Oliver J A, Sciacca R R
J Clin Invest. 1984 Oct;74(4):1247-51. doi: 10.1172/JCI111534.
Renin is present in vascular smooth muscle cells and has been shown to coexist with angiotensins I (AI) and II (AII) in many cell types. Accordingly, we postulated that the renin-angiotensin system controls vascular tone, not by the action of circulating renal renin but rather, by the local generation of angiotensin by vascular renin. Isolated rat hindquarters were perfused in vitro with Krebs-Henseleit buffer containing 7% albumin, and flow-adjusted to obtain a perfusion pressure of approximately 90 mmHg. Infusion of 4.8 nmol X min-1 for 5 min of AII or AI markedly increased perfusion pressure. An identical dose of the synthetic tetradecaptide of renin substrate (TDCP-RS) increased pressure similarly to AI. The pressure increase evoked by TDCP-RS was markedly decreased by captopril and by two different peptides that inhibit renin. Renin activity in the perfusate, incubated with semipurified rat renin substrate, was 21 +/- 3 pg AI X ml-1 X h-1 (mean +/- SEM) at 15 min of perfusion and 47 +/- 4 pg AI X ml-1 X h-1 at 45 min (n = 9; P less than 0.01). When TDCP-RS was infused at 4.8 nmol X min-1 for 5 min in the presence of captopril, AI in the perfusate increased linearly at a rate of 16.5 pmol X min-1 for 10 min (n = 5). The results indicate that TDCP-RS constricted the vasculature by its conversion to AII and suggest that AII was generated from a two-step hydrolysis of TDCP-RS by renin and converting enzyme. The data thus suggest that the renin-angiotensin system controls vascular tone by the local generation of AII by renin and converting enzyme in the vasculature.

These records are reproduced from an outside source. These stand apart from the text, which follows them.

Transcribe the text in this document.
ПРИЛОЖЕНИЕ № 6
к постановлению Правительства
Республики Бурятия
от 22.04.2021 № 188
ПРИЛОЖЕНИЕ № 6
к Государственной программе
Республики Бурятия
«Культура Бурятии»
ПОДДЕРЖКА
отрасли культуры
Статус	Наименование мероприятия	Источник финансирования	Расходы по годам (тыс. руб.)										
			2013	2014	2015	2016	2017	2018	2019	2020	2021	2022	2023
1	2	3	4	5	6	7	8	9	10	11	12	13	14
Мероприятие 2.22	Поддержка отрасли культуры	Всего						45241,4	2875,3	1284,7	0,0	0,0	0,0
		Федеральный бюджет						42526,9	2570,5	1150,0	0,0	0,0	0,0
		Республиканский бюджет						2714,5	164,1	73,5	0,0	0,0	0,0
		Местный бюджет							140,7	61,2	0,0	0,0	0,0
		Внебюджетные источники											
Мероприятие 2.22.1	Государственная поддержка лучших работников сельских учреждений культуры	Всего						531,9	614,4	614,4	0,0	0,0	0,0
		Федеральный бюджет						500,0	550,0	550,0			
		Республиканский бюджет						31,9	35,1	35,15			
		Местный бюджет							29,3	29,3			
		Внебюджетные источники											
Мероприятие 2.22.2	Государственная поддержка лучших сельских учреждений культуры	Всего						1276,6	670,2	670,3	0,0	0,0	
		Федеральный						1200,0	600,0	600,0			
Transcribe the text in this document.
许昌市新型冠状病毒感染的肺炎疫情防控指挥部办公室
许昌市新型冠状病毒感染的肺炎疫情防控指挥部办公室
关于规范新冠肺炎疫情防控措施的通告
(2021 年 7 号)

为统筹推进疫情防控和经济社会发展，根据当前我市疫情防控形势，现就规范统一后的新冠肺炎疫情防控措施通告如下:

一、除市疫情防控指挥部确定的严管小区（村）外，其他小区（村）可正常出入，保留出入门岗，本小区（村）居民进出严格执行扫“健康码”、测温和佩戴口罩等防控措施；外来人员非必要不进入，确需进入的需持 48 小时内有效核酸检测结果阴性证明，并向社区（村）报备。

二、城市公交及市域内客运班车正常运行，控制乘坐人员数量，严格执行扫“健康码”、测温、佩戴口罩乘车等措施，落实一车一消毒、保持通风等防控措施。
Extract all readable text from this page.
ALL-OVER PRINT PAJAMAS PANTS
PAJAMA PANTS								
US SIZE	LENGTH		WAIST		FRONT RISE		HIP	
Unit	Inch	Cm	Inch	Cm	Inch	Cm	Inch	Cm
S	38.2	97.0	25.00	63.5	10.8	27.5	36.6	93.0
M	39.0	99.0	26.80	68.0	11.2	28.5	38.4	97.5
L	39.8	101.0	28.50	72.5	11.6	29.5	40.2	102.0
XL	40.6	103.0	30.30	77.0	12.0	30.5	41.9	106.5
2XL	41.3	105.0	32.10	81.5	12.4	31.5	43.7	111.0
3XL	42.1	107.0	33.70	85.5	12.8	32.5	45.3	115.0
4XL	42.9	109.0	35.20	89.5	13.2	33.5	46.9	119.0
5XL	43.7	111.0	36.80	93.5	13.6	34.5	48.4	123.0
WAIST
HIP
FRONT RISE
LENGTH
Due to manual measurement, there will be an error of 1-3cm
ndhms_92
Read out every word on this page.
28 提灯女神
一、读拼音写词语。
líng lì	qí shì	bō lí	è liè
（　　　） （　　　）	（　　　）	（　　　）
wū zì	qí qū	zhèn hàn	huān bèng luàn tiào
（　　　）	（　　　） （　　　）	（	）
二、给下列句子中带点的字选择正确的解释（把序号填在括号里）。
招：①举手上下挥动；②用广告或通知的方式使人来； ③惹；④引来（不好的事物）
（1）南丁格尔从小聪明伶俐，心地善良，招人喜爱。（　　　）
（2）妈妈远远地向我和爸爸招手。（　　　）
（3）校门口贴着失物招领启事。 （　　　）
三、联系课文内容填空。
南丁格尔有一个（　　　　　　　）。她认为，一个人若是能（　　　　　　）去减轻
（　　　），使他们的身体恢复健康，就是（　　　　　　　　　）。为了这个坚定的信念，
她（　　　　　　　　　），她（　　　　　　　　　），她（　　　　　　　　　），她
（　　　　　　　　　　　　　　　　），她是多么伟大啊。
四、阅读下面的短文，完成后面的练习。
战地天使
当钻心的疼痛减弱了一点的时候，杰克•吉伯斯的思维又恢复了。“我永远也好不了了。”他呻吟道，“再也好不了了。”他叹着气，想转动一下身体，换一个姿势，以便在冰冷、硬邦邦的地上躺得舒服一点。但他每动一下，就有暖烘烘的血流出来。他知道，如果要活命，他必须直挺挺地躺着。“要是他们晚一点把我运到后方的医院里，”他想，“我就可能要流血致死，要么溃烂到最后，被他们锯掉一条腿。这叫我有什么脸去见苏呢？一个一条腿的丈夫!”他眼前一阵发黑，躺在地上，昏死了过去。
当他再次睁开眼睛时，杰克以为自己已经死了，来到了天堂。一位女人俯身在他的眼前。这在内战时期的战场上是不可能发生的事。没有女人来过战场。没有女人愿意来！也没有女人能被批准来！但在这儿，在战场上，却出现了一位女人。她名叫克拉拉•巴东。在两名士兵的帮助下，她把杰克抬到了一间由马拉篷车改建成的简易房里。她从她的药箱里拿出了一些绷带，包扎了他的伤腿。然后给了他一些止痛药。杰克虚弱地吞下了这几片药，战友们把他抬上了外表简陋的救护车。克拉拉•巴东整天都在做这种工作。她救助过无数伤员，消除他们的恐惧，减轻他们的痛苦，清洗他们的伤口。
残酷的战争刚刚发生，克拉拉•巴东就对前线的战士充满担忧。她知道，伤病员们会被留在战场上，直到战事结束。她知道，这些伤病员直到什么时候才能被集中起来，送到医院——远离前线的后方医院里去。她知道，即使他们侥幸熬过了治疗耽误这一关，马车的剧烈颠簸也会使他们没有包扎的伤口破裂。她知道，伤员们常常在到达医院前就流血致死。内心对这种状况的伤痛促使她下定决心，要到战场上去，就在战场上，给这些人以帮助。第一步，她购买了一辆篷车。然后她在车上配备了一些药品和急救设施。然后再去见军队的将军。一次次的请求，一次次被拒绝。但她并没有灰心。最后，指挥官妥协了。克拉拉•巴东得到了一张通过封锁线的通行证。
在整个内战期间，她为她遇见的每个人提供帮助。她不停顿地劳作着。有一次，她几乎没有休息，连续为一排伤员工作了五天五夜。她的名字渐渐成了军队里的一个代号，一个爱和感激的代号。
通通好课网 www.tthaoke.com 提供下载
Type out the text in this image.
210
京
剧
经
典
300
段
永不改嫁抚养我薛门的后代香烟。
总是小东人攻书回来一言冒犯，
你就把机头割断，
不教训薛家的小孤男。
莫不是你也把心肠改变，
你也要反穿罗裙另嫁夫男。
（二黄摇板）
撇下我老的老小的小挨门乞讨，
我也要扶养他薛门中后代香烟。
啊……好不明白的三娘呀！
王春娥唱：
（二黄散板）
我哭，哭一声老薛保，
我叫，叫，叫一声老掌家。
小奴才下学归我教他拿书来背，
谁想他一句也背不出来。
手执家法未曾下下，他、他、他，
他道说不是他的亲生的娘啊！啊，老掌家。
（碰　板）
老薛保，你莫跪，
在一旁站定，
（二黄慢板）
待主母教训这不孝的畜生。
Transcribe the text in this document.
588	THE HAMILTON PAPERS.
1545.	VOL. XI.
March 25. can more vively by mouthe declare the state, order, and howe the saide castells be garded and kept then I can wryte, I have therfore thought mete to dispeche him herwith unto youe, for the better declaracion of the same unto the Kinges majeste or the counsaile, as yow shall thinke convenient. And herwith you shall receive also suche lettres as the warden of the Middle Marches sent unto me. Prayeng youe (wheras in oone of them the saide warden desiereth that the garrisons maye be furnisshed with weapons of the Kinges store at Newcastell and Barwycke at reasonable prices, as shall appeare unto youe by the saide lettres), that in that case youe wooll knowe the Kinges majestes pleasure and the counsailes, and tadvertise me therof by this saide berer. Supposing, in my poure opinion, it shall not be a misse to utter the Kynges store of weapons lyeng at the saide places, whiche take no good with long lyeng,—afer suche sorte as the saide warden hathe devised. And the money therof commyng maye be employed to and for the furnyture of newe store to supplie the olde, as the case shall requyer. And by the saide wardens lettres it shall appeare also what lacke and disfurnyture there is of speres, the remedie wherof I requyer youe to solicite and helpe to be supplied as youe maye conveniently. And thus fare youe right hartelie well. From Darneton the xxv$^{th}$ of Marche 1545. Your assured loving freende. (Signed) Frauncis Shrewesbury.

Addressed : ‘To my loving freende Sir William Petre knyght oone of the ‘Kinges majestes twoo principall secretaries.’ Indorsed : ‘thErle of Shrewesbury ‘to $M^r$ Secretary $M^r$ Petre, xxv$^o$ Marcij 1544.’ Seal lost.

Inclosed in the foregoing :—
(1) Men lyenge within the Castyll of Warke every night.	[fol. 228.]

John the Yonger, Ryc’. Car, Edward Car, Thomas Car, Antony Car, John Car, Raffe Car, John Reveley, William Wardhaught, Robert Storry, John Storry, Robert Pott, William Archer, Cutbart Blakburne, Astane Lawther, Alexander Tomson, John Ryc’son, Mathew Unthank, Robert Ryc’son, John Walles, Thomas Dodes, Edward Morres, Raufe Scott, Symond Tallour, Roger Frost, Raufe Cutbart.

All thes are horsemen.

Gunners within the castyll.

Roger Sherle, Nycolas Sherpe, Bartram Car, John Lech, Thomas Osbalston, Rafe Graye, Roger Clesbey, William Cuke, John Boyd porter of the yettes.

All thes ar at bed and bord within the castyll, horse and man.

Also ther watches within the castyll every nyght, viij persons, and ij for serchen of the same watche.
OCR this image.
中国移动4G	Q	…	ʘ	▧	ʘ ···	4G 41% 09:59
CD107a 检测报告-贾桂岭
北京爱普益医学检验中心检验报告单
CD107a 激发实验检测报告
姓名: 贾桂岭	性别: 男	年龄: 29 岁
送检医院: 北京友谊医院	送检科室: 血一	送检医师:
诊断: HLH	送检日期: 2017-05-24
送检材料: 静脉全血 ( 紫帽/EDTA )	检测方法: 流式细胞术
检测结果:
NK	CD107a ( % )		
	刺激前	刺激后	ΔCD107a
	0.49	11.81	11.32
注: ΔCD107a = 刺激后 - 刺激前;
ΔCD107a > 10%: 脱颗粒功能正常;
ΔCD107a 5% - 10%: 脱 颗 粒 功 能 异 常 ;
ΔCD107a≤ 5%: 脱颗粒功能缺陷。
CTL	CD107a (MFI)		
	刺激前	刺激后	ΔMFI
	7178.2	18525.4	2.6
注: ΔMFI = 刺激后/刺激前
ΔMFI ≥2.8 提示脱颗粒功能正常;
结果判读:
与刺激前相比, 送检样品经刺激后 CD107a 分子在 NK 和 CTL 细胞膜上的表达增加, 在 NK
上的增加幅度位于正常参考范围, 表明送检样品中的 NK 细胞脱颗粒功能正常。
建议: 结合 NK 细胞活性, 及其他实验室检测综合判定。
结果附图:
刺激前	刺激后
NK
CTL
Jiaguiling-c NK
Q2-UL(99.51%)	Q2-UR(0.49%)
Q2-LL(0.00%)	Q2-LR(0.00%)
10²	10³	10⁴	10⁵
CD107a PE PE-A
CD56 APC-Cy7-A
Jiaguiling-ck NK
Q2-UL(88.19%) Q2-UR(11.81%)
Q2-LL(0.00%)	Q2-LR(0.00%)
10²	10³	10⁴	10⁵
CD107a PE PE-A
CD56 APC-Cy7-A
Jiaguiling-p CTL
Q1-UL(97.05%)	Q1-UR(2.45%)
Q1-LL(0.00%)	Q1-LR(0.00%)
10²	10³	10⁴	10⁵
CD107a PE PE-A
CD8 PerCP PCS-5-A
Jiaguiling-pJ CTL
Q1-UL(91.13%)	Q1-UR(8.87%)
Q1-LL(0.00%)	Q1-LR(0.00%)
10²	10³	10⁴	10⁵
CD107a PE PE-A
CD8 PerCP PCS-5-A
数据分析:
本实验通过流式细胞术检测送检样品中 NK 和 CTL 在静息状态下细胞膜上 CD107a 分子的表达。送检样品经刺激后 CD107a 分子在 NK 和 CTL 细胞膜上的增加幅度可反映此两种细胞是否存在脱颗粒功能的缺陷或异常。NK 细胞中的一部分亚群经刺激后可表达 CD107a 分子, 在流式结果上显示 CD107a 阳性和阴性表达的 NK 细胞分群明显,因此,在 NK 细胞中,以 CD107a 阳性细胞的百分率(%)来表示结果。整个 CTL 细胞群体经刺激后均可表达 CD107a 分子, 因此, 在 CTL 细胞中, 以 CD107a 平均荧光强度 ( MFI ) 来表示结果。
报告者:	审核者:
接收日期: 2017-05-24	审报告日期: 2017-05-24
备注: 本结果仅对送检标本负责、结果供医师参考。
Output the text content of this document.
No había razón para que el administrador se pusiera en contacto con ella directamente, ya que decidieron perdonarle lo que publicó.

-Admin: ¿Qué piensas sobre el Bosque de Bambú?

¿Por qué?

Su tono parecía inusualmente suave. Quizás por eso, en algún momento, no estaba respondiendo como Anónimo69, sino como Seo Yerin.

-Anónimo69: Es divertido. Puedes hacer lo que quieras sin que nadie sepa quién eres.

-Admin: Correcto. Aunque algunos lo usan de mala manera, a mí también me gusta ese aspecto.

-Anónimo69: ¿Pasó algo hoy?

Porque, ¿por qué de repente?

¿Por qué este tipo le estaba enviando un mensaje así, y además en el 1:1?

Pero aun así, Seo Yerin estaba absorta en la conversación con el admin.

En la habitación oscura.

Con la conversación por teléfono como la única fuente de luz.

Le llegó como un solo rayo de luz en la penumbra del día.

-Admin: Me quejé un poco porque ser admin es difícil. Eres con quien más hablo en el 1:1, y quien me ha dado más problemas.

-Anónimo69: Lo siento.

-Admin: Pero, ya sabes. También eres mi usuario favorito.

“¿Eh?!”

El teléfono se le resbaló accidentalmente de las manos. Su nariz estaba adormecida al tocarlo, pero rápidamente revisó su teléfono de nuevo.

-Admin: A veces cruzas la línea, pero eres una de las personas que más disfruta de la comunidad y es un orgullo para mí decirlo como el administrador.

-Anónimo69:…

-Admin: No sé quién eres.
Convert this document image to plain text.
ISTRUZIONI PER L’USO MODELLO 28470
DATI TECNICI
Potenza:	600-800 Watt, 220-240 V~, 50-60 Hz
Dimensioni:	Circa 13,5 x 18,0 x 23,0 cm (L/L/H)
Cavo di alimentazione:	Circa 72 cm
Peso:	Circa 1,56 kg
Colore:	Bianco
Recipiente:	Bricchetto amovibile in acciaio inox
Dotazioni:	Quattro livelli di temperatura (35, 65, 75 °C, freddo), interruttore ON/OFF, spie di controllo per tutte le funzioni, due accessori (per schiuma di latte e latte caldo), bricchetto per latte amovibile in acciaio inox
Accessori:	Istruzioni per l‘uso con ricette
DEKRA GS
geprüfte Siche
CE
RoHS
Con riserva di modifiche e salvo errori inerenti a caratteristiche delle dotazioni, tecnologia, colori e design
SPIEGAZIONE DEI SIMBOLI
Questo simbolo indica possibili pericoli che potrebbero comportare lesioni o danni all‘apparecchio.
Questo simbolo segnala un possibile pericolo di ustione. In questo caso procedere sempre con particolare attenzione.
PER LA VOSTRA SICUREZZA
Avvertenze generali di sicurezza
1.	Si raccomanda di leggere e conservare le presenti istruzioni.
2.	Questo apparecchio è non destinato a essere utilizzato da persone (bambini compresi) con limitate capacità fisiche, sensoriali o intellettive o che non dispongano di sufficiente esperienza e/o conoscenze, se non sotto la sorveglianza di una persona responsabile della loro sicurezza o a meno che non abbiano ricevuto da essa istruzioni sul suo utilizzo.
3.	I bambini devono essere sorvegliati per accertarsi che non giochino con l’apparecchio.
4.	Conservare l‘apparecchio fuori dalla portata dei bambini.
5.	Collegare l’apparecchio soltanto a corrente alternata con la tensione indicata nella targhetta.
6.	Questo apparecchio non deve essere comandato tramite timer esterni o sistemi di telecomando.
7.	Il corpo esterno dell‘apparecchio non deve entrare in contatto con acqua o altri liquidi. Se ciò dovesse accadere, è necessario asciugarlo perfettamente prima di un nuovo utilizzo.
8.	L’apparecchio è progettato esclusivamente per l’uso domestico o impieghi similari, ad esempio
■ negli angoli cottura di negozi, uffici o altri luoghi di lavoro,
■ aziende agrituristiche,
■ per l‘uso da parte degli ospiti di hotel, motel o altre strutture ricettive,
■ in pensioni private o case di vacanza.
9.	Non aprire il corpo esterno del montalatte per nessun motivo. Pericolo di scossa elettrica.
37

肾素存在于血管平滑肌细胞中,并且已证实在许多细胞类型中与血管紧张素I(AI)和II(AII)共存。因此,我们推测肾素 - 血管紧张素系统控制血管张力,不是通过循环肾素的作用,而是通过血管肾素局部生成血管紧张素。将离体大鼠后肢在体外用含7%白蛋白的Krebs - Henseleit缓冲液灌注,并调节流量以获得约90 mmHg的灌注压。以4.8 nmol·min⁻¹的速率输注AII或AI 持续5分钟,可显著增加灌注压。相同剂量的肾素底物合成十四肽(TDCP - RS)使压力升高的情况与AI相似。卡托普利和两种不同的抑制肾素的肽可显著降低TDCP - RS引起的压力升高。在灌注15分钟时,与半纯化大鼠肾素底物一起孵育的灌注液中的肾素活性为21±3 pg AI·ml⁻¹·h⁻¹(平均值±标准误),在灌注45分钟时为47±4 pg AI·ml⁻¹·h⁻¹(n = 9;P<0.01)。当在卡托普利存在的情况下以4.8 nmol·min⁻¹的速率输注TDCP - RS 5分钟时,灌注液中的AI在10分钟内以16.5 pmol·min⁻¹的速率线性增加(n = 5)。结果表明,TDCP - RS通过转化为AII使血管收缩,并提示AII是由肾素和转换酶对TDCP - RS进行两步水解产生的。因此,这些数据表明肾素 - 血管紧张素系统通过血管中肾素和转换酶局部生成AII来控制血管张力。